UNA ESTATUA DE SÉNECA

Hay en Córdoba, muy cerca de la puerta de Almodóvar, un monumento inaugurado en 1965 que fue erigido para honrar la memoria de Séneca, y supongo que también para recordar a los turistas que esta hermosa ciudad fue su lugar de nacimiento. Hace solo unos días tuve ocasión de contemplarla con algún detenimiento; observaba su rostro, su mirada, su porte, y tuve la convicción de que aquella imagen tenía poco que ver con la que uno puede hacerse de él tras la lectura de sus obras.

Mientras contemplaba la estatua, pensaba en las cartas de Séneca que tratan el tema de la gloria póstuma, la claritas, como dice él, que traducimos por «celebridad». A su juicio, era esta un bien que el aspirante a la sabiduría debía perseguir, pues el ejemplo de los hombres grandes tiene que ser útil a otras generaciones.1 Me preguntaba si él estaría contento con su actual claritas.
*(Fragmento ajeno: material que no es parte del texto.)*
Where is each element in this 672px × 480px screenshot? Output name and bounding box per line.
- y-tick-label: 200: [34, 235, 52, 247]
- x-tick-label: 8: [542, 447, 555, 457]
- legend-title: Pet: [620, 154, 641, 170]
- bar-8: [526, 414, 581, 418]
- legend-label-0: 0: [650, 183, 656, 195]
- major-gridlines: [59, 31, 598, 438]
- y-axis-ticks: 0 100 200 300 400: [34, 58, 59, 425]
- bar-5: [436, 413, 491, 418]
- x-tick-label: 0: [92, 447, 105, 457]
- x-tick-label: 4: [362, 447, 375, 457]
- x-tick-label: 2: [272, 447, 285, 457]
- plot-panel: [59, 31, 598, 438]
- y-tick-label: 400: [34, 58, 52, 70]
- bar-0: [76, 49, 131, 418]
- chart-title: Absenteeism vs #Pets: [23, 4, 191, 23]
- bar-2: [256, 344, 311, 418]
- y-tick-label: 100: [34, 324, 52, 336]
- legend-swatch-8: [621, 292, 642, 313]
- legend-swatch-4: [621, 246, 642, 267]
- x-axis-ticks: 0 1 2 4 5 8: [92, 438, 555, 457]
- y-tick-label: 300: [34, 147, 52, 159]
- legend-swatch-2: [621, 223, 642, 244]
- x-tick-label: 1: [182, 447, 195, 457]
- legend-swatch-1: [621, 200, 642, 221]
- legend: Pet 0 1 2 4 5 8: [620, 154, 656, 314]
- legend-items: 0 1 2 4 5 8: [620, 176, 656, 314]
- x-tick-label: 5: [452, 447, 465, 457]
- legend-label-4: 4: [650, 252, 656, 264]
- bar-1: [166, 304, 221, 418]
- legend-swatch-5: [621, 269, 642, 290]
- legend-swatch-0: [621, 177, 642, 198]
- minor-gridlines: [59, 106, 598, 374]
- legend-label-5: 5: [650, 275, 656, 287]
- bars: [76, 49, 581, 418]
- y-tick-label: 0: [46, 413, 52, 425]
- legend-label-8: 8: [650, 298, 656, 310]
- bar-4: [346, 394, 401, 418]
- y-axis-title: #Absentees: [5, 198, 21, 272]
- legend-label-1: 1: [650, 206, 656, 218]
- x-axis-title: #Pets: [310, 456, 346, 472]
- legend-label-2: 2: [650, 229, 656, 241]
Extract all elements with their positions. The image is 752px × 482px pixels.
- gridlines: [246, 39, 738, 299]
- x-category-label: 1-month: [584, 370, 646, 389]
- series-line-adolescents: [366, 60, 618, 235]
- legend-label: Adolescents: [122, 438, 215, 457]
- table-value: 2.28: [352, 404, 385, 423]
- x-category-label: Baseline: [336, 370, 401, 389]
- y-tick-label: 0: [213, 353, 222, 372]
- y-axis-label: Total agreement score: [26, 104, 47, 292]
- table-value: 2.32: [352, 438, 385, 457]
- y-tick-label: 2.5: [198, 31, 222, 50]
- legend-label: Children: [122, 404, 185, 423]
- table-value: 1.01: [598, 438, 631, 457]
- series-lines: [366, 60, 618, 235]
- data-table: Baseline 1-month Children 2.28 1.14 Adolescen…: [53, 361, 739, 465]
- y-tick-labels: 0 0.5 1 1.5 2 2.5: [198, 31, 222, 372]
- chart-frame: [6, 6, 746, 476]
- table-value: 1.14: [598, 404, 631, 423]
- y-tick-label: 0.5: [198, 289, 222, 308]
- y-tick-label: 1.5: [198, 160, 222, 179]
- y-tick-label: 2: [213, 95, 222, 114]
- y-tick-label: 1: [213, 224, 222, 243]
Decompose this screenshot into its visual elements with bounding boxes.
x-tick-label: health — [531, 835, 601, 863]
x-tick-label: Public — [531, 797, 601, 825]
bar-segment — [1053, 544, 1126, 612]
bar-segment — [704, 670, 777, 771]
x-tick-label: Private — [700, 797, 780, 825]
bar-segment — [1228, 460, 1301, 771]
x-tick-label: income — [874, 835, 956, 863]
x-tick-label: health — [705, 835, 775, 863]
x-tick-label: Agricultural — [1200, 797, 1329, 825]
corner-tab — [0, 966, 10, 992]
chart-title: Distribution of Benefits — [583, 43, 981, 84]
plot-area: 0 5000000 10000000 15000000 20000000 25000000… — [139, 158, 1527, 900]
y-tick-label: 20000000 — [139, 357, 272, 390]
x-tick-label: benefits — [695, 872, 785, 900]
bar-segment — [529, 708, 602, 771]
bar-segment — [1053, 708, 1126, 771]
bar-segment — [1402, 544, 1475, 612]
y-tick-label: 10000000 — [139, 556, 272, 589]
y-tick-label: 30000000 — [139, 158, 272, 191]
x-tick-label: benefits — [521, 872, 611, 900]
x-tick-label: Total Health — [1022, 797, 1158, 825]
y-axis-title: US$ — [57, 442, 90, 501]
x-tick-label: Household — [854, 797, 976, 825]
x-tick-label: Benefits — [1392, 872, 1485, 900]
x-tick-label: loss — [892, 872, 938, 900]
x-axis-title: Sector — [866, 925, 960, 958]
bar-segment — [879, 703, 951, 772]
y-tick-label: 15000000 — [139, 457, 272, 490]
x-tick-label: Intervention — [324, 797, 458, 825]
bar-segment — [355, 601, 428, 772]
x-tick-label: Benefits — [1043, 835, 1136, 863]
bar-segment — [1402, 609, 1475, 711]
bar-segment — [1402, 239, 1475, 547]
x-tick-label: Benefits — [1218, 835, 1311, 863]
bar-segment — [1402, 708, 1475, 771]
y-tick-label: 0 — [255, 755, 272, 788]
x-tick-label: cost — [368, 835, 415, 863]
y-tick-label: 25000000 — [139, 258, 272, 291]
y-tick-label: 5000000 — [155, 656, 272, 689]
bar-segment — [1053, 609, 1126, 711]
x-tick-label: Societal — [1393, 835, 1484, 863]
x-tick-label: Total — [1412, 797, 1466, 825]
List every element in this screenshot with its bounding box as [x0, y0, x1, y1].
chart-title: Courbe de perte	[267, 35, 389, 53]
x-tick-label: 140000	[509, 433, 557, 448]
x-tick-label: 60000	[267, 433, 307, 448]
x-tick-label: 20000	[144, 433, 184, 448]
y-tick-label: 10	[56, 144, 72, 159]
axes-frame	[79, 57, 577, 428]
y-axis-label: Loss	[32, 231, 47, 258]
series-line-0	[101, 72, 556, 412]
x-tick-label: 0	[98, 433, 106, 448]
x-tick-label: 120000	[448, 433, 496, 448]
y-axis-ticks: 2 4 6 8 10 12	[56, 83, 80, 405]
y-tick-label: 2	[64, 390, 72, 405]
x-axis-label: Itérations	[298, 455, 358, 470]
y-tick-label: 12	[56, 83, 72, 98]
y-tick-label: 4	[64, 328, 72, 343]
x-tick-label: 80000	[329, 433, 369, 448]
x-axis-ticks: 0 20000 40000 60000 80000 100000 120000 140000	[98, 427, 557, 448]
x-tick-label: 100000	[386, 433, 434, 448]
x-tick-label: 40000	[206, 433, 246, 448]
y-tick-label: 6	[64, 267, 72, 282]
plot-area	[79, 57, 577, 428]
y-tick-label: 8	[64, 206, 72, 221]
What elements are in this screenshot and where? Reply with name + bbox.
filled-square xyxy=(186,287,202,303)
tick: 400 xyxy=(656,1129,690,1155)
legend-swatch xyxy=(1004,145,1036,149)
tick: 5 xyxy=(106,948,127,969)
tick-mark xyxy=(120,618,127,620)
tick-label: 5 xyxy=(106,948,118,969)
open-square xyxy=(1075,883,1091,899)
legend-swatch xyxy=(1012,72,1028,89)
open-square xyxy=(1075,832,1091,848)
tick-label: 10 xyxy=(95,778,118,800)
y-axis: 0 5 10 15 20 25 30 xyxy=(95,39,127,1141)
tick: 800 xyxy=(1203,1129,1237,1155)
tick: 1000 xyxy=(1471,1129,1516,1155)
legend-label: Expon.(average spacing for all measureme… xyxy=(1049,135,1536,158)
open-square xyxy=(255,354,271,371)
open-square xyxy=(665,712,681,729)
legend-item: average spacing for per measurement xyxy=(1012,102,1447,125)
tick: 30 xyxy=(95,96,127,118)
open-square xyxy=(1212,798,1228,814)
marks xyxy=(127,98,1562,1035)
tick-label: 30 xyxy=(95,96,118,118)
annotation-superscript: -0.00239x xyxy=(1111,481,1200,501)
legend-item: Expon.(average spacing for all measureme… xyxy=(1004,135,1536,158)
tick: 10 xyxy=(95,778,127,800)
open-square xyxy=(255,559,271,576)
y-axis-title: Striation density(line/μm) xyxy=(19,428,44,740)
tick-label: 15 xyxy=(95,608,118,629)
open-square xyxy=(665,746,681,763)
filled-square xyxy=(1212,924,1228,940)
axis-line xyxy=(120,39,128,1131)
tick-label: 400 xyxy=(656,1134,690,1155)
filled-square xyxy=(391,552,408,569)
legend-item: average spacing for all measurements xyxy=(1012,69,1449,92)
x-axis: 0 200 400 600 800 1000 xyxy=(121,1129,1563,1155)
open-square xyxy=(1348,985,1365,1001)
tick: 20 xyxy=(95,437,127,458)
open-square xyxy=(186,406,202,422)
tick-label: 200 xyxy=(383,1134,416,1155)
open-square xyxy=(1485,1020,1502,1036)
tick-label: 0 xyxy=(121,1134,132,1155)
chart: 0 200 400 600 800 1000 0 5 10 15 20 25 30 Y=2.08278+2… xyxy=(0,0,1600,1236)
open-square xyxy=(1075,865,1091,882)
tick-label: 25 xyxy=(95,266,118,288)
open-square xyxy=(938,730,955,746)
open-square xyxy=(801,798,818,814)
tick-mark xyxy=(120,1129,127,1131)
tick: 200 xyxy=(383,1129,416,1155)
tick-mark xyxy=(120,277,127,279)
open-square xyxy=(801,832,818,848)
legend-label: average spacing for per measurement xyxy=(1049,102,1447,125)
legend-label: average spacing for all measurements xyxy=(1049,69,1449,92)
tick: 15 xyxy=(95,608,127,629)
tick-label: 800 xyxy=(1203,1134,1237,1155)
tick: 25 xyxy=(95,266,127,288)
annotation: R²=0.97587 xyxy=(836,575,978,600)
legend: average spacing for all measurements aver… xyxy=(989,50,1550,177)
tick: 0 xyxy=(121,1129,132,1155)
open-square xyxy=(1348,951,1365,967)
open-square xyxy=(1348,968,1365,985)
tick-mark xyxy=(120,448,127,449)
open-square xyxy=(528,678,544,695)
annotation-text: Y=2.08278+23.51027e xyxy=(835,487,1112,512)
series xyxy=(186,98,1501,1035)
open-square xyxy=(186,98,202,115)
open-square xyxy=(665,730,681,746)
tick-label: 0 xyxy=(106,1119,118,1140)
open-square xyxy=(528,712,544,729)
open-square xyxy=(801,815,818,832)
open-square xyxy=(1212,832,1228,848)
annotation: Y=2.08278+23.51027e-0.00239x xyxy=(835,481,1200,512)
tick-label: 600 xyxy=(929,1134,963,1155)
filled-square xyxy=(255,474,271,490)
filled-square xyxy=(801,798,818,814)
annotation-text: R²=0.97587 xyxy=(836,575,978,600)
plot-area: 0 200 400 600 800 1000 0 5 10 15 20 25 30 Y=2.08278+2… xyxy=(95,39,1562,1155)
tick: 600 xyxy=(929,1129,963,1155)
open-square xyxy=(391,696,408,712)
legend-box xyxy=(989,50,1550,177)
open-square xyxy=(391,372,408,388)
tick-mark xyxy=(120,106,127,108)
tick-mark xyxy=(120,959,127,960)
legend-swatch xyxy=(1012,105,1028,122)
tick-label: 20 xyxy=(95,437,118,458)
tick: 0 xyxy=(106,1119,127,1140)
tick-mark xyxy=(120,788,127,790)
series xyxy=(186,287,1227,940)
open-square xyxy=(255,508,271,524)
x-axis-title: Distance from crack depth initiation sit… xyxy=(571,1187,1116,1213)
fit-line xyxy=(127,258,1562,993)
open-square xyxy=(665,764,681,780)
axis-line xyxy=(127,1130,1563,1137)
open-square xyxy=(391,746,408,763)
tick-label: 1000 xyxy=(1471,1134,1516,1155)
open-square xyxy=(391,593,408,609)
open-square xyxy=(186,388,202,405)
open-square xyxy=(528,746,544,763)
Probablemente, se sentiría satisfecho, siendo, como era, tan buen conocedor de la condición humana, pero a mí me parece que la imagen que se ha transmitido de Séneca y la que en general todavía hoy se tiene de él no se corresponde demasiado con sus merecimientos. Es una imagen equivocada como la que, en mi opinión, proyecta la escultura de la puerta de Almodóvar.

Ni siquiera ahora, cuando el estoicismo ha adquirido cierta notoriedad en la sociedad occidental, se ha producido el esperable reconocimiento de sus méritos. Esta nueva ola de estoicismo —generalmente mal interpretado— ha rescatado a Epicteto y encumbrado aún más a Marco Aurelio, pero sobre Séneca siguen manteniéndose las habituales reticencias. Y el caso es que no solo fue un filósofo que desarrolló ideas nuevas y humanitarias, sino que, además, su quehacer político fue tan exitoso que los cinco años que estuvo al frente del Imperio, como tutor del joven Nerón, son conocidos por los propios historiadores romanos como el «el quinquenio de oro». Es, además, uno de los grandes escritores de la Antigüedad; su obra es interesante por su contenido y por el excelente estilo literario con que sus ideas se trasmiten.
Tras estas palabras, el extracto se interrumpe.